XYPEX kalitesi ile bugüne kadar birçok alt ve üst yapı projelerinde tercihi edilmiş bir marka. Bu yıl 50’nci yaşını kutlayan markanın başarısını ve yapısal su yalıtımının önemini ST Endüstri Radyo’da konuk ettiğimiz, XYPEX Türkiye distribütörü Topsit A.Ş.’nin Diş İlişkiler ve Operasyon Müdürü Ebru Sönmez ile konuştuk. 

Kendinizden bahseder misiniz?

Firmamız 1973 yılında yurt içi ve yurt dışı taahhüt işleri yapmak amacıyla kurulmuştur. 1985-87 yıllarındaki son taahhüt işimizde deniz seviyesi altında kalan temeller ve bodrum katlarında yaşadığımız su sorununu gidermek üzere kullandığımız Concrete Waterproofing by Crystallization - Kristal Üreterek Betonu Suya Karşı Geçirimsiz Yapan Metod ile tanıştık. “Reklamın en iyisi ürünün kendisidir” dedikleri doğruymuş ki 1987’den beri bu ürünleri Türkiye’de temsil etmeye başladık.
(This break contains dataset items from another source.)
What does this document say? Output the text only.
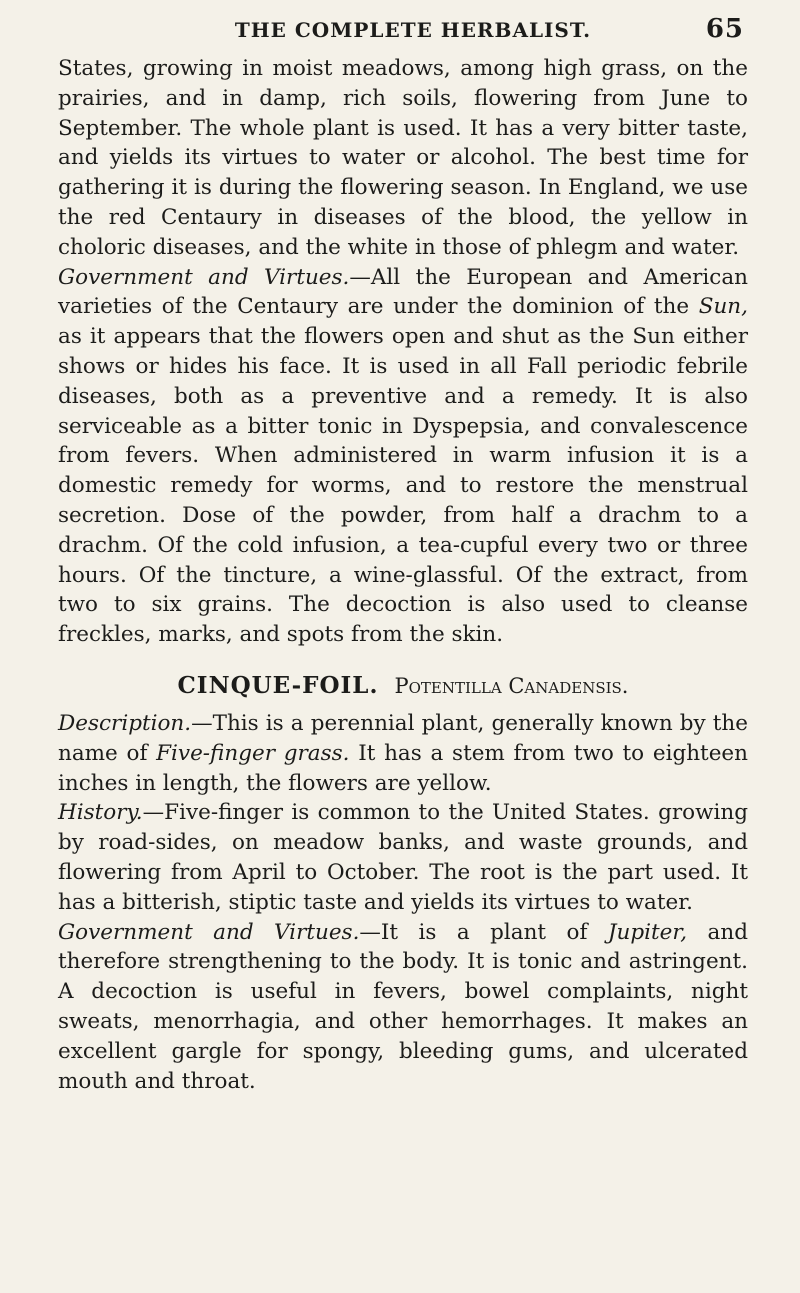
THE COMPLETE HERBALIST.	65

States, growing in moist meadows, among high grass, on the prairies, and in damp, rich soils, flowering from June to September. The whole plant is used. It has a very bitter taste, and yields its virtues to water or alcohol. The best time for gathering it is during the flowering season. In England, we use the red Centaury in diseases of the blood, the yellow in choloric diseases, and the white in those of phlegm and water.

Government and Virtues.—All the European and American varieties of the Centaury are under the dominion of the Sun, as it appears that the flowers open and shut as the Sun either shows or hides his face. It is used in all Fall periodic febrile diseases, both as a preventive and a remedy. It is also serviceable as a bitter tonic in Dyspepsia, and convalescence from fevers. When administered in warm infusion it is a domestic remedy for worms, and to restore the menstrual secretion. Dose of the powder, from half a drachm to a drachm. Of the cold infusion, a tea-cupful every two or three hours. Of the tincture, a wine-glassful. Of the extract, from two to six grains. The decoction is also used to cleanse freckles, marks, and spots from the skin.

CINQUE-FOIL. Potentilla Canadensis.

Description.—This is a perennial plant, generally known by the name of Five-finger grass. It has a stem from two to eighteen inches in length, the flowers are yellow.

History.—Five-finger is common to the United States. growing by road-sides, on meadow banks, and waste grounds, and flowering from April to October. The root is the part used. It has a bitterish, stiptic taste and yields its virtues to water.

Government and Virtues.—It is a plant of Jupiter, and therefore strengthening to the body. It is tonic and astringent. A decoction is useful in fevers, bowel complaints, night sweats, menorrhagia, and other hemorrhages. It makes an excellent gargle for spongy, bleeding gums, and ulcerated mouth and throat.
Ben ise firmada, 1996 yılından beri dış ilişkiler ve operasyondan sorumlu müdür olarak görev yapmaktayım.

XYPEX markasının hem dünyadaki hem de Türkiye’deki yapılanmasını öğrenebilir miyiz?

Anavatanı Kanada olan markamızın dünyada 12 lisanslı üreticisi (ki firmamız da bunlardan biridir) ve 90’dan fazla ülkede distribütörü bulunmaktadır. Firmamız  Türkiye satışı yanında KKTC, Ortadoğu  ve Orta Asya ülkelerine de ihracat yapmaktadır. Ürünlerimiz perakende olarak yapı marketlerinde satılmamaktadır. Proje bazında çözüm ortaklığı sunarak malzeme tedarikini ve uygulamasını yapan yetkili satış ortaklarımız bulunmaktadır. 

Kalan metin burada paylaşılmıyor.